You can’t make people do what you want them to do and have that relationship be one in which both parties are healthy. For one person to have control over anothers actions takes away from the personhood of the second party. It costs part of their individuality, and agency over their choices in order for them to fall in line with what the person-in-control wants them to be.

And it’s a lot of work to maintain that inauthenticity, or that control. It breeds distrust, dissatisfaction, and all the disses.

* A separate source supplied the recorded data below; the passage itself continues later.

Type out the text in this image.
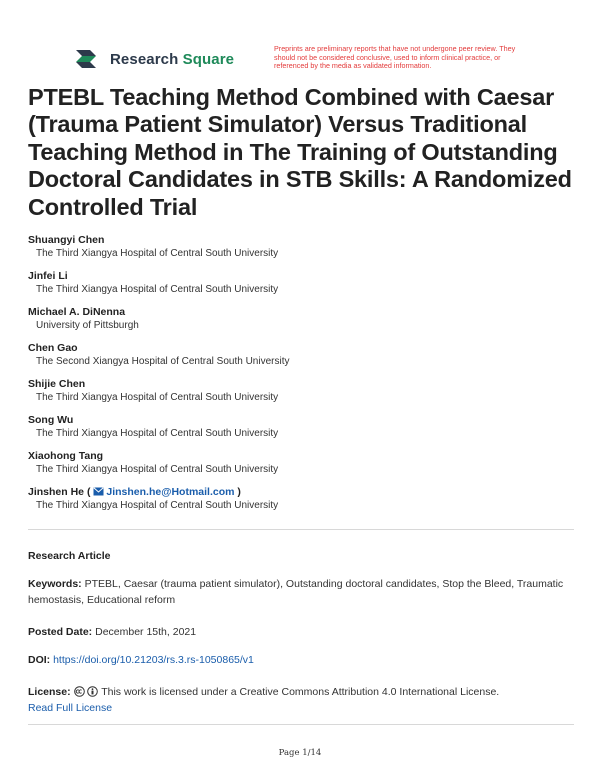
Research Square
Preprints are preliminary reports that have not undergone peer review. They should not be considered conclusive, used to inform clinical practice, or referenced by the media as validated information.
PTEBL Teaching Method Combined with Caesar (Trauma Patient Simulator) Versus Traditional Teaching Method in The Training of Outstanding Doctoral Candidates in STB Skills: A Randomized Controlled Trial
Shuangyi Chen
The Third Xiangya Hospital of Central South University
Jinfei Li
The Third Xiangya Hospital of Central South University
Michael A. DiNenna
University of Pittsburgh
Chen Gao
The Second Xiangya Hospital of Central South University
Shijie Chen
The Third Xiangya Hospital of Central South University
Song Wu
The Third Xiangya Hospital of Central South University
Xiaohong Tang
The Third Xiangya Hospital of Central South University
Jinshen He ( Jinshen.he@Hotmail.com )
The Third Xiangya Hospital of Central South University
Research Article
Keywords: PTEBL, Caesar (trauma patient simulator), Outstanding doctoral candidates, Stop the Bleed, Traumatic hemostasis, Educational reform
Posted Date: December 15th, 2021
DOI: https://doi.org/10.21203/rs.3.rs-1050865/v1
License:	This work is licensed under a Creative Commons Attribution 4.0 International License.
Read Full License
Page 1/14
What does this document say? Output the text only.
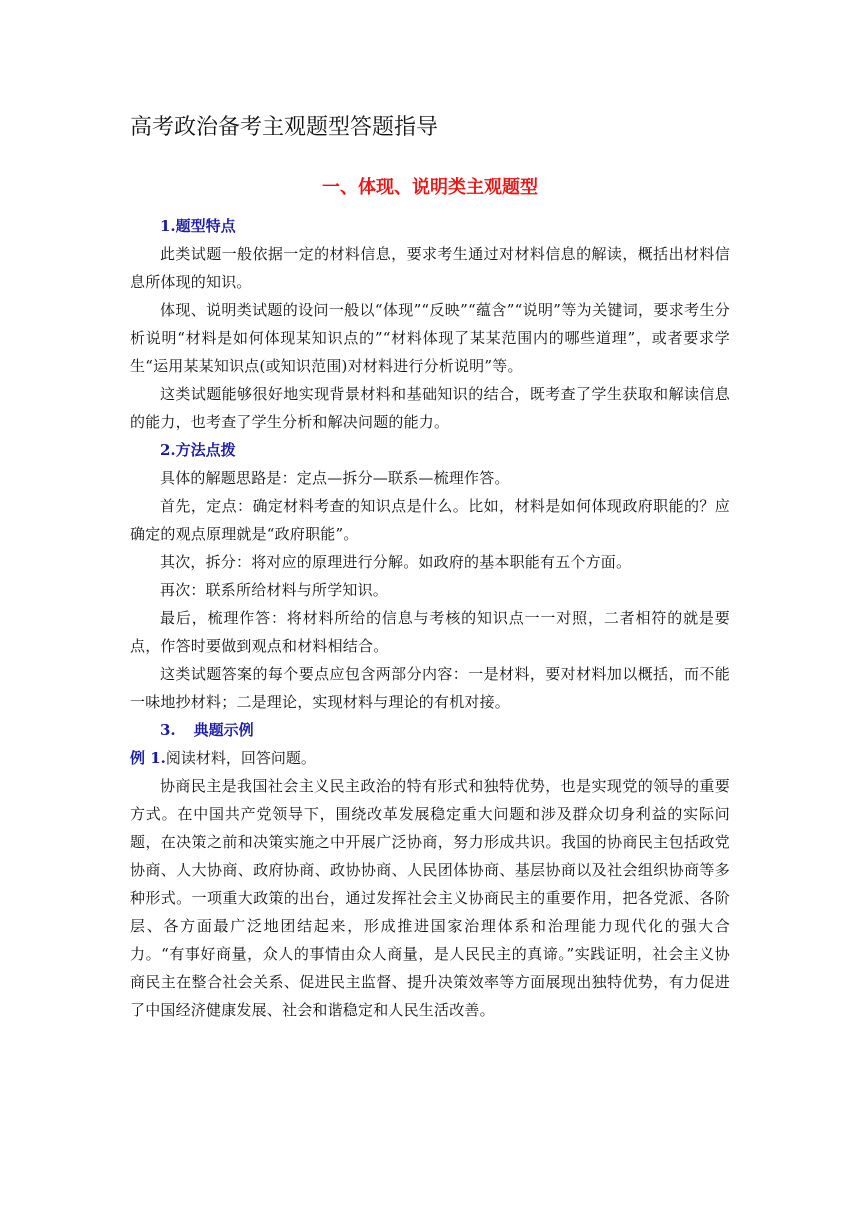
高考政治备考主观题型答题指导
一、体现、说明类主观题型
1.题型特点

此类试题一般依据一定的材料信息，要求考生通过对材料信息的解读，概括出材料信息所体现的知识。

体现、说明类试题的设问一般以“体现”“反映”“蕴含”“说明”等为关键词，要求考生分析说明“材料是如何体现某知识点的”“材料体现了某某范围内的哪些道理”，或者要求学生“运用某某知识点(或知识范围)对材料进行分析说明”等。

这类试题能够很好地实现背景材料和基础知识的结合，既考查了学生获取和解读信息的能力，也考查了学生分析和解决问题的能力。

2.方法点拨

具体的解题思路是：定点—拆分—联系—梳理作答。

首先，定点：确定材料考查的知识点是什么。比如，材料是如何体现政府职能的？应确定的观点原理就是“政府职能”。

其次，拆分：将对应的原理进行分解。如政府的基本职能有五个方面。

再次：联系所给材料与所学知识。

最后，梳理作答：将材料所给的信息与考核的知识点一一对照，二者相符的就是要点，作答时要做到观点和材料相结合。

这类试题答案的每个要点应包含两部分内容：一是材料，要对材料加以概括，而不能一味地抄材料；二是理论，实现材料与理论的有机对接。

3. 典题示例

例 1.阅读材料，回答问题。

协商民主是我国社会主义民主政治的特有形式和独特优势，也是实现党的领导的重要方式。在中国共产党领导下，围绕改革发展稳定重大问题和涉及群众切身利益的实际问题，在决策之前和决策实施之中开展广泛协商，努力形成共识。我国的协商民主包括政党协商、人大协商、政府协商、政协协商、人民团体协商、基层协商以及社会组织协商等多种形式。一项重大政策的出台，通过发挥社会主义协商民主的重要作用，把各党派、各阶层、各方面最广泛地团结起来，形成推进国家治理体系和治理能力现代化的强大合力。“有事好商量，众人的事情由众人商量，是人民民主的真谛。”实践证明，社会主义协商民主在整合社会关系、促进民主监督、提升决策效率等方面展现出独特优势，有力促进了中国经济健康发展、社会和谐稳定和人民生活改善。
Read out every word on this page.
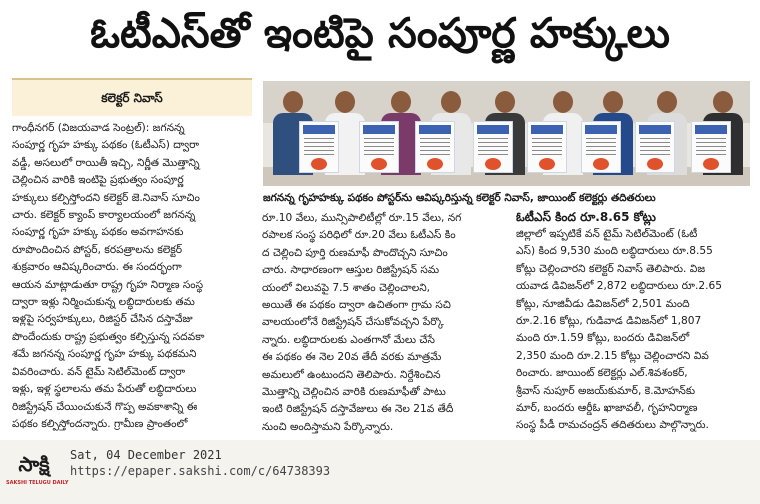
ఓటీఎస్‌తో ఇంటిపై సంపూర్ణ హక్కులు
కలెక్టర్‌ నివాస్‌

గాంధీనగర్‌ (విజయవాడ సెంట్రల్‌): జగనన్న

సంపూర్ణ గృహ హక్కు పథకం (ఓటీఎస్‌) ద్వారా

వడ్డీ, అసలులో రాయితీ ఇచ్చి, నిర్ణీత మొత్తాన్ని

చెల్లించిన వారికి ఇంటిపై ప్రభుత్వం సంపూర్ణ

హక్కులు కల్పిస్తోందని కలెక్టర్‌ జె.నివాస్‌ సూచిం

చారు. కలెక్టర్‌ క్యాంప్‌ కార్యాలయంలో జగనన్న

సంపూర్ణ గృహ హక్కు పథకం అవగాహనకు

రూపొందించిన పోస్టర్, కరపత్రాలను కలెక్టర్‌

శుక్రవారం ఆవిష్కరించారు. ఈ సందర్భంగా

ఆయన మాట్లాడుతూ రాష్ట్ర గృహ నిర్మాణ సంస్థ

ద్వారా ఇళ్లు నిర్మించుకున్న లబ్ధిదారులకు తమ

ఇళ్లపై సర్వహక్కులు, రిజిస్టర్‌ చేసిన దస్తావేజు

పొందేందుకు రాష్ట్ర ప్రభుత్వం కల్పిస్తున్న సదవకా

శమే జగనన్న సంపూర్ణ గృహ హక్కు పథకమని

వివరించారు. వన్‌ టైమ్‌ సెటిల్‌మెంట్‌ ద్వారా

ఇళ్లు, ఇళ్ల స్థలాలను తమ పేరుతో లబ్ధిదారులు

రిజిస్ట్రేషన్‌ చేయించుకునే గొప్ప అవకాశాన్ని ఈ

పథకం కల్పిస్తోందన్నారు. గ్రామీణ ప్రాంతంలో

జగనన్న గృహహక్కు పథకం పోస్టర్‌ను ఆవిష్కరిస్తున్న కలెక్టర్‌ నివాస్, జాయింట్‌ కలెక్టర్లు తదితరులు

రూ.10 వేలు, మున్సిపాలిటీల్లో రూ.15 వేలు, నగ

రపాలక సంస్థ పరిధిలో రూ.20 వేలు ఓటీఎస్‌ కిం

ద చెల్లించి పూర్తి రుణమాఫీ పొందొచ్చని సూచిం

చారు. సాధారణంగా ఆస్తుల రిజిస్ట్రేషన్‌ సమ

యంలో విలువపై 7.5 శాతం చెల్లించాలని,

అయితే ఈ పథకం ద్వారా ఉచితంగా గ్రామ సచి

వాలయంలోనే రిజిస్ట్రేషన్‌ చేసుకోవచ్చని పేర్కొ

న్నారు. లబ్ధిదారులకు ఎంతగానో మేలు చేసే

ఈ పథకం ఈ నెల 20వ తేదీ వరకు మాత్రమే

అమలులో ఉంటుందని తెలిపారు. నిర్దేశించిన

మొత్తాన్ని చెల్లించిన వారికి రుణమాఫీతో పాటు

ఇంటి రిజిస్ట్రేషన్‌ దస్తావేజులు ఈ నెల 21వ తేదీ

నుంచి అందిస్తామని పేర్కొన్నారు.

ఓటీఎస్‌ కింద రూ.8.65 కోట్లు

జిల్లాలో ఇప్పటికే వన్‌ టైమ్‌ సెటిల్‌మెంట్‌ (ఓటీ

ఎస్‌) కింద 9,530 మంది లబ్ధిదారులు రూ.8.55

కోట్లు చెల్లించారని కలెక్టర్‌ నివాస్‌ తెలిపారు. విజ

యవాడ డివిజన్‌లో 2,872 లబ్ధిదారులు రూ.2.65

కోట్లు, నూజివీడు డివిజన్‌లో 2,501 మంది

రూ.2.16 కోట్లు, గుడివాడ డివిజన్‌లో 1,807

మంది రూ.1.59 కోట్లు, బందరు డివిజన్‌లో

2,350 మంది రూ.2.15 కోట్లు చెల్లించారని వివ

రించారు. జాయింట్‌ కలెక్టర్లు ఎల్‌.శివశంకర్,

శ్రీవాస్‌ నుపూర్‌ అజయ్‌కుమార్, కె.మోహన్‌కు

మార్, బందరు ఆర్డీఓ ఖాజావలీ, గృహనిర్మాణ

సంస్థ పీడీ రామచంద్రన్‌ తదితరులు పాల్గొన్నారు.

సాక్షి
SAKSHI TELUGU DAILY
Sat, 04 December 2021
https://epaper.sakshi.com/c/64738393
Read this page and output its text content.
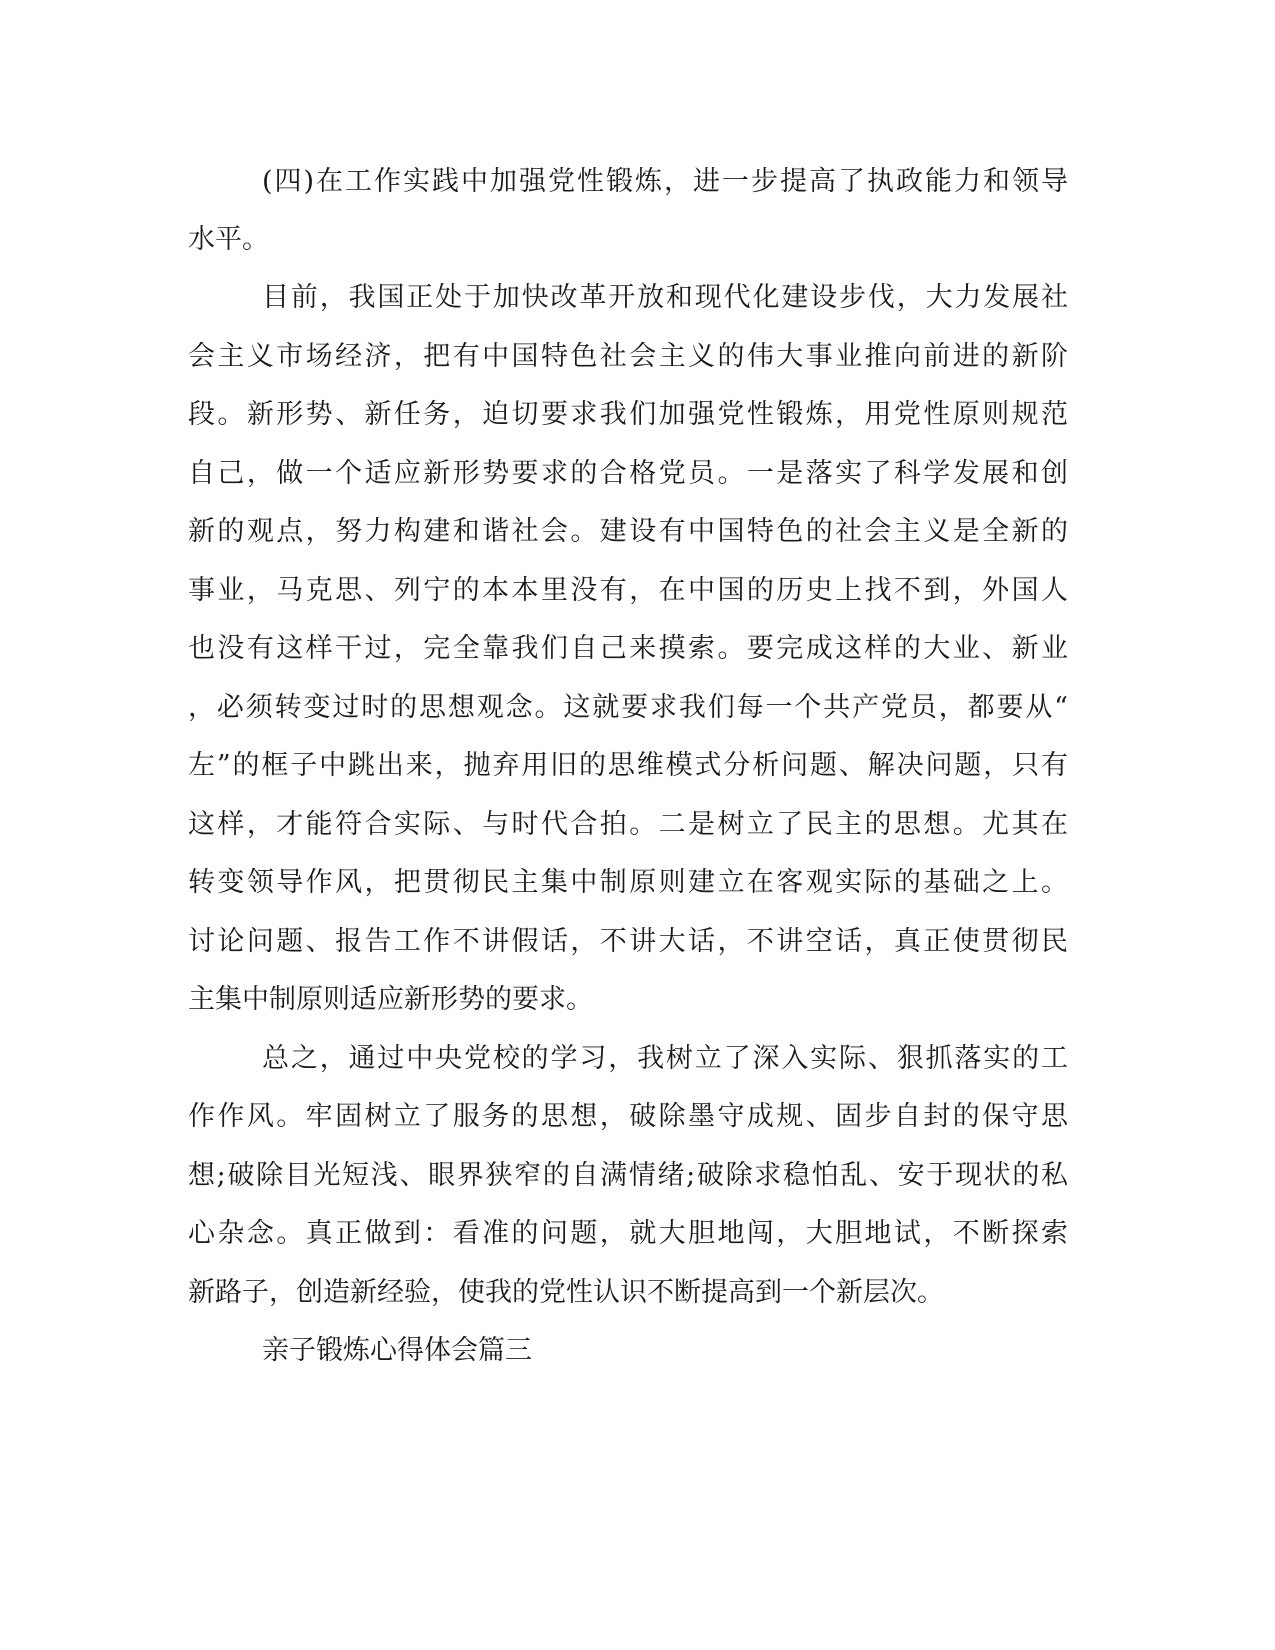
(四)在工作实践中加强党性锻炼，进一步提高了执政能力和领导
水平。
目前，我国正处于加快改革开放和现代化建设步伐，大力发展社
会主义市场经济，把有中国特色社会主义的伟大事业推向前进的新阶
段。新形势、新任务，迫切要求我们加强党性锻炼，用党性原则规范
自己，做一个适应新形势要求的合格党员。一是落实了科学发展和创
新的观点，努力构建和谐社会。建设有中国特色的社会主义是全新的
事业，马克思、列宁的本本里没有，在中国的历史上找不到，外国人
也没有这样干过，完全靠我们自己来摸索。要完成这样的大业、新业
，必须转变过时的思想观念。这就要求我们每一个共产党员，都要从“
左”的框子中跳出来，抛弃用旧的思维模式分析问题、解决问题，只有
这样，才能符合实际、与时代合拍。二是树立了民主的思想。尤其在
转变领导作风，把贯彻民主集中制原则建立在客观实际的基础之上。
讨论问题、报告工作不讲假话，不讲大话，不讲空话，真正使贯彻民
主集中制原则适应新形势的要求。
总之，通过中央党校的学习，我树立了深入实际、狠抓落实的工
作作风。牢固树立了服务的思想，破除墨守成规、固步自封的保守思
想;破除目光短浅、眼界狭窄的自满情绪;破除求稳怕乱、安于现状的私
心杂念。真正做到：看准的问题，就大胆地闯，大胆地试，不断探索
新路子，创造新经验，使我的党性认识不断提高到一个新层次。
亲子锻炼心得体会篇三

So I’m embracing uncertainty. I know I do not understand God and the universe. It makes seeking those answers fun and fascinating. I know I can’t control anything, so I connect with my own integrity and what I deeply feel to be true in any given moment and do the best I can. I embrace the idea that I may be wrong, and that’s okay.  When I’m faced with curveballs, I’m learning to go “Okay. Can I control this? No. So how do I respond best? How do I act in this moment that allows me to still be in my integrity, in my boundaries, and in line with what I feel to be my purpose?”

I like it. I like it better than certainty. A God I don’t understand is so much easier to seek after than one I think I’ve got locked down. A person I can’t control is so much more freeing to be around because they can be their authentic selves and I can be my authentic self. The energy once spent on good behaviour and fitting in is so much better spent elsewhere, don’t you think?

Anyway, that’s my thoughts for today. They may be influenced a little bit by Keith Kristich’s session on the podcast…but I have to wait until next week to post that. Stay tuned.

I’m currently listening to the sound of children playing, looking out over a city skyline on a sunny winters day. All is not how I thought it would be. But its pretty darn great. And I am happy. And this is a moment worth marking.

I hope you are well in this crazy time.